I am going through this algorithms and data structure course which implements a queue DS to simulate a printing queue. Following is the solution described:
To model this situation we need to use some probabilities. For example, students may print a paper from 1 to 20 pages in length. If each length from 1 to 20 is equally likely, the actual length for a print task can be simulated by using a random number between 1 and 20 inclusive. This means that there is equal chance of any length from 1 to 20 appearing. If there are 10 students in the lab and each prints twice, then there are 20 print tasks per hour on average. What is the chance that at any given second, a print task is going to be created? The way to answer this is to consider the ratio of tasks to time. Twenty tasks per hour means that on average there will be one task every 180 seconds:
20 𝑡𝑎𝑠𝑘𝑠 / 1 ℎ𝑜𝑢𝑟 × 1 ℎ𝑜𝑢𝑟 / 60 𝑚𝑖𝑛𝑢𝑡𝑒𝑠 × 1 𝑚𝑖𝑛𝑢𝑡𝑒 / 60 𝑠𝑒𝑐𝑜𝑛𝑑𝑠 = 1 𝑡𝑎𝑠𝑘 / 180 𝑠𝑒𝑐𝑜𝑛𝑑𝑠
For every second we can simulate the chance that a print task occurs by generating a random number between 1 and 180 inclusive. If the number is 180, we say a task has been created.

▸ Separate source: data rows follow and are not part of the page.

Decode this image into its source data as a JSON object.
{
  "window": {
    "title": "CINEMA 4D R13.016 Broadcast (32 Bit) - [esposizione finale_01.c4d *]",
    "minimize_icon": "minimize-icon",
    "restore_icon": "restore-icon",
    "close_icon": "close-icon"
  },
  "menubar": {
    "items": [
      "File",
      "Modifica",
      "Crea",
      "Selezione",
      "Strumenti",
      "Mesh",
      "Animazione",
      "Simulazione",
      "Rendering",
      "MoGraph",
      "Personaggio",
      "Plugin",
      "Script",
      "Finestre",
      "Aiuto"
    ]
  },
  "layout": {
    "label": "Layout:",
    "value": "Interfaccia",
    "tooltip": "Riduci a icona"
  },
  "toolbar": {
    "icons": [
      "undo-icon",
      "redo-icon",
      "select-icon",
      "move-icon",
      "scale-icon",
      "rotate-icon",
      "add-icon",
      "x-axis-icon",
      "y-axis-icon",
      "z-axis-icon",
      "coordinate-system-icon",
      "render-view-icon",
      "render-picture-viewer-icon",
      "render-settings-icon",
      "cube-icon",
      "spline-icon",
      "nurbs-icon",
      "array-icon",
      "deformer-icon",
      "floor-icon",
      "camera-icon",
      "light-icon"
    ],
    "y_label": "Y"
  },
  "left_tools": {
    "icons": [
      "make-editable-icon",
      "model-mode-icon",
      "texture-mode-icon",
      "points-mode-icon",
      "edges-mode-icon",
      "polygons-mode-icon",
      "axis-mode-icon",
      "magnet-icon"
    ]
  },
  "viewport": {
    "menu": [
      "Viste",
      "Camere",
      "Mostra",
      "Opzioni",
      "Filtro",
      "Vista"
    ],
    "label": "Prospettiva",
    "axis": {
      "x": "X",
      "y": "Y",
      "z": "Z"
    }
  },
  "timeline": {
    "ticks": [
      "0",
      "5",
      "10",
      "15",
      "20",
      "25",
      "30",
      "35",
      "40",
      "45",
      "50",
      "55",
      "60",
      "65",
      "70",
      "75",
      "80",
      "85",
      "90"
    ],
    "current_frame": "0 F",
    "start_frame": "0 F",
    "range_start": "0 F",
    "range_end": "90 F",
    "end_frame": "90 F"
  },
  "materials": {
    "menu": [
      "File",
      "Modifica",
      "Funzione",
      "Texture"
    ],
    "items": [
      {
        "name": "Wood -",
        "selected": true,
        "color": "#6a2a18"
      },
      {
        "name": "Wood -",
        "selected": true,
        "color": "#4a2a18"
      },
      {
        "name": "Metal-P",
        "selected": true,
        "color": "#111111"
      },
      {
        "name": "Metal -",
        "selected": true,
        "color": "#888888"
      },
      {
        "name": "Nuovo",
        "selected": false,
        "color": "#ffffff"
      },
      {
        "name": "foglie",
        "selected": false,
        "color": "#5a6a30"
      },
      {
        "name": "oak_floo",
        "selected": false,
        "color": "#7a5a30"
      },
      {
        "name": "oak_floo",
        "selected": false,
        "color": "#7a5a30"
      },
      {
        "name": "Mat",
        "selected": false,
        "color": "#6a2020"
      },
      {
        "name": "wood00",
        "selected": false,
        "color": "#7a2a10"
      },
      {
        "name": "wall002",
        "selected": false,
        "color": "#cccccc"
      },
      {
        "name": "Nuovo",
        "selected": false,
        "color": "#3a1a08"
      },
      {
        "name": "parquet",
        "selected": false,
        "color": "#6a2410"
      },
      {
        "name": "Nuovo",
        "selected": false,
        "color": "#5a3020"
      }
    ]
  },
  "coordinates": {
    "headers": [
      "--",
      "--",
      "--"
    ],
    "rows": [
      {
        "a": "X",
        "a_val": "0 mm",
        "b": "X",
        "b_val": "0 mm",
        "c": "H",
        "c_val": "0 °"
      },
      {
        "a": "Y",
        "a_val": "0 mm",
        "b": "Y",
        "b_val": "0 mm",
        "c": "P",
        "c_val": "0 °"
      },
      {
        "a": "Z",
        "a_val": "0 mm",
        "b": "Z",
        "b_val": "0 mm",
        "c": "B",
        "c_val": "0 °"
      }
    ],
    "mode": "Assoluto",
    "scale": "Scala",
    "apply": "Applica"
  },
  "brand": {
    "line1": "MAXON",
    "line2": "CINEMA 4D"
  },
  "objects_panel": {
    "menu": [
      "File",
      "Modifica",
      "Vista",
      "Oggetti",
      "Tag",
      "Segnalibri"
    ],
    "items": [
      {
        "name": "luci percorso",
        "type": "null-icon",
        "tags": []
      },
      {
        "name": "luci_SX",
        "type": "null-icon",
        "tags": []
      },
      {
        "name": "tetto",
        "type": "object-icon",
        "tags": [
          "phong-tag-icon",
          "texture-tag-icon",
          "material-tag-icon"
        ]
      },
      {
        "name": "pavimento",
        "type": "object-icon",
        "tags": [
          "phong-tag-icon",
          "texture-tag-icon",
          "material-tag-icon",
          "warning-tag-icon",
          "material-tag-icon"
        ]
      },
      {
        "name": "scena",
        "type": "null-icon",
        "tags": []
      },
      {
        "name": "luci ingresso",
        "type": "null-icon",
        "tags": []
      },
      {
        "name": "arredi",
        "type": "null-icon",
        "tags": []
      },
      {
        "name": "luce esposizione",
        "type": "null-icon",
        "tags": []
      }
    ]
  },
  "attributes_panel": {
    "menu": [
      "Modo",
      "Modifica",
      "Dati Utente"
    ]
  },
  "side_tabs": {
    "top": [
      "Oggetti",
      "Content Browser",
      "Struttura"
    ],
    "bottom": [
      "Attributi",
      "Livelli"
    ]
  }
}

Note that it is possible that many tasks could be created in a row or we may wait quite a while for a task to appear. That is the nature of simulation. You want to simulate the real situation as closely as possible given that you know general parameters.
I have doubt in the assumption that probability of each task is 1/180. Shouldn't probability for each task 1/20 since there are 20 tasks in total? It could be the considered average per second rate but how is this probability of each task happening every second?